Dynamic Pricing and Discounts: Offering discounts during high-risk periods, such as summer, can reduce cancellations. Targeted Marketing: Engaging repeat guests and those with special requests can enhance booking reliability. Channel Optimization: Promoting offline and corporate bookings can further reduce cancellation rates. The project also faced challenges such as class imbalance, which we addressed using SMOTE to generate synthetic samples for the minority class. This technique helped create a more balanced dataset, enabling the models to better capture patterns across different classes. Additionally, feature engineering and normalization played crucial roles in improving model performance by transforming raw data into meaningful inputs. To prevent overfitting, we applied 5-Fold Cross-Validation to evaluate model performance across different data subsets. The hyperparameter tuning process involved adjusting parameters like max_depth and min_samples_split, which control model complexity and reduce the risk of overfitting. While this process required significant computational resources, the resulting improvements in recall and model generalization justified the effort.
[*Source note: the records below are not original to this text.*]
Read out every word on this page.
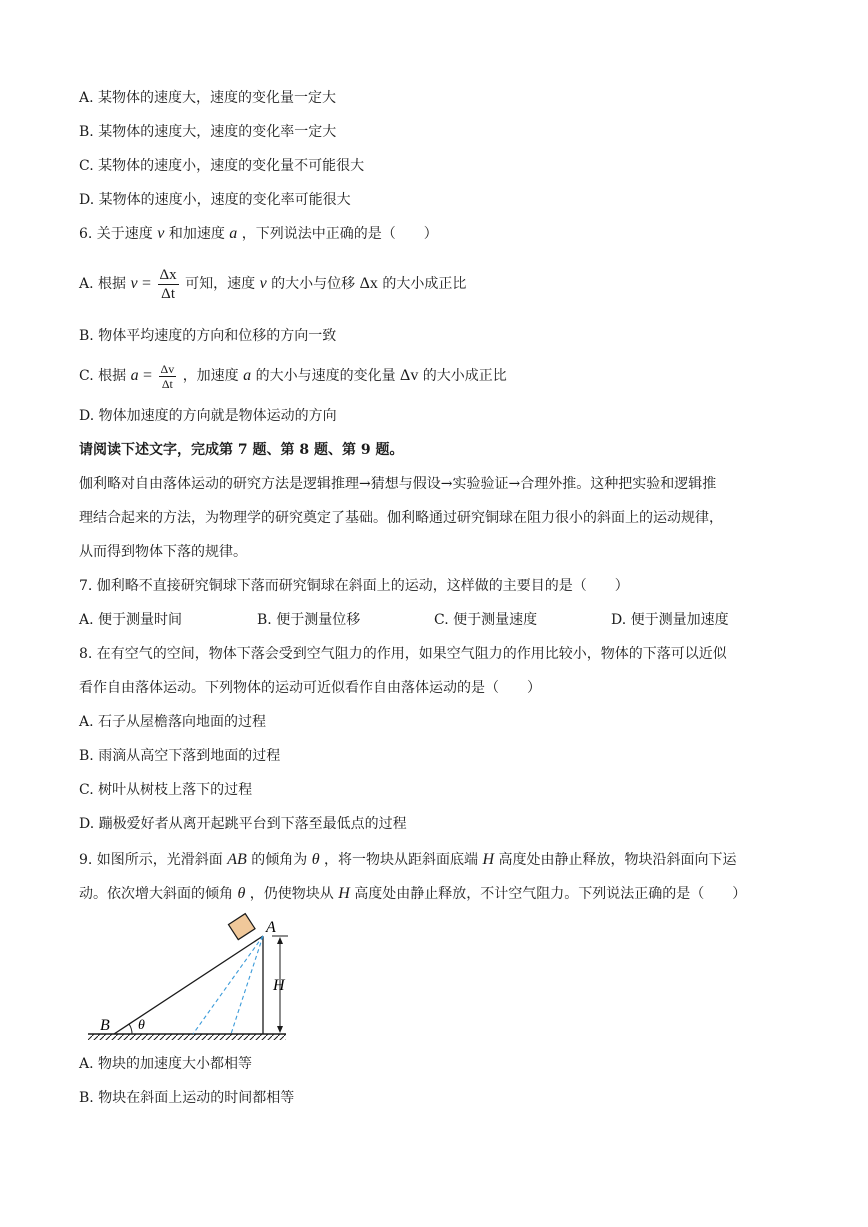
A. 某物体的速度大，速度的变化量一定大
B. 某物体的速度大，速度的变化率一定大
C. 某物体的速度小，速度的变化量不可能很大
D. 某物体的速度小，速度的变化率可能很大
6. 关于速度 v 和加速度 a ，下列说法中正确的是（　　）
A. 根据 $v = \frac{\Delta x}{\Delta t}$ 可知，速度 v 的大小与位移 Δx 的大小成正比
B. 物体平均速度的方向和位移的方向一致
C. 根据 $a = \frac{\Delta v}{\Delta t}$ ，加速度 a 的大小与速度的变化量 Δv 的大小成正比
D. 物体加速度的方向就是物体运动的方向
请阅读下述文字，完成第 7 题、第 8 题、第 9 题。
伽利略对自由落体运动的研究方法是逻辑推理→猜想与假设→实验验证→合理外推。这种把实验和逻辑推
理结合起来的方法，为物理学的研究奠定了基础。伽利略通过研究铜球在阻力很小的斜面上的运动规律，
从而得到物体下落的规律。
7. 伽利略不直接研究铜球下落而研究铜球在斜面上的运动，这样做的主要目的是（　　）
A. 便于测量时间	B. 便于测量位移	C. 便于测量速度	D. 便于测量加速度
8. 在有空气的空间，物体下落会受到空气阻力的作用，如果空气阻力的作用比较小，物体的下落可以近似
看作自由落体运动。下列物体的运动可近似看作自由落体运动的是（　　）
A. 石子从屋檐落向地面的过程
B. 雨滴从高空下落到地面的过程
C. 树叶从树枝上落下的过程
D. 蹦极爱好者从离开起跳平台到下落至最低点的过程
9. 如图所示，光滑斜面 AB 的倾角为 θ ，将一物块从距斜面底端 H 高度处由静止释放，物块沿斜面向下运
动。依次增大斜面的倾角 θ ，仍使物块从 H 高度处由静止释放，不计空气阻力。下列说法正确的是（　　）
A
B
H
θ
A. 物块的加速度大小都相等
B. 物块在斜面上运动的时间都相等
In conclusion, the SMOTE-balanced, hyperparameter-tuned Gradient Boosting Classifier was identified as the most effective model for predicting hotel reservation cancellations. With high recall, stable performance, and insightful feature relevance, this model offers valuable predictive capabilities for hotel management.

Future research could explore real-time model retraining and integration with reservation systems to enhance predictive performance and adapt to evolving booking behaviors.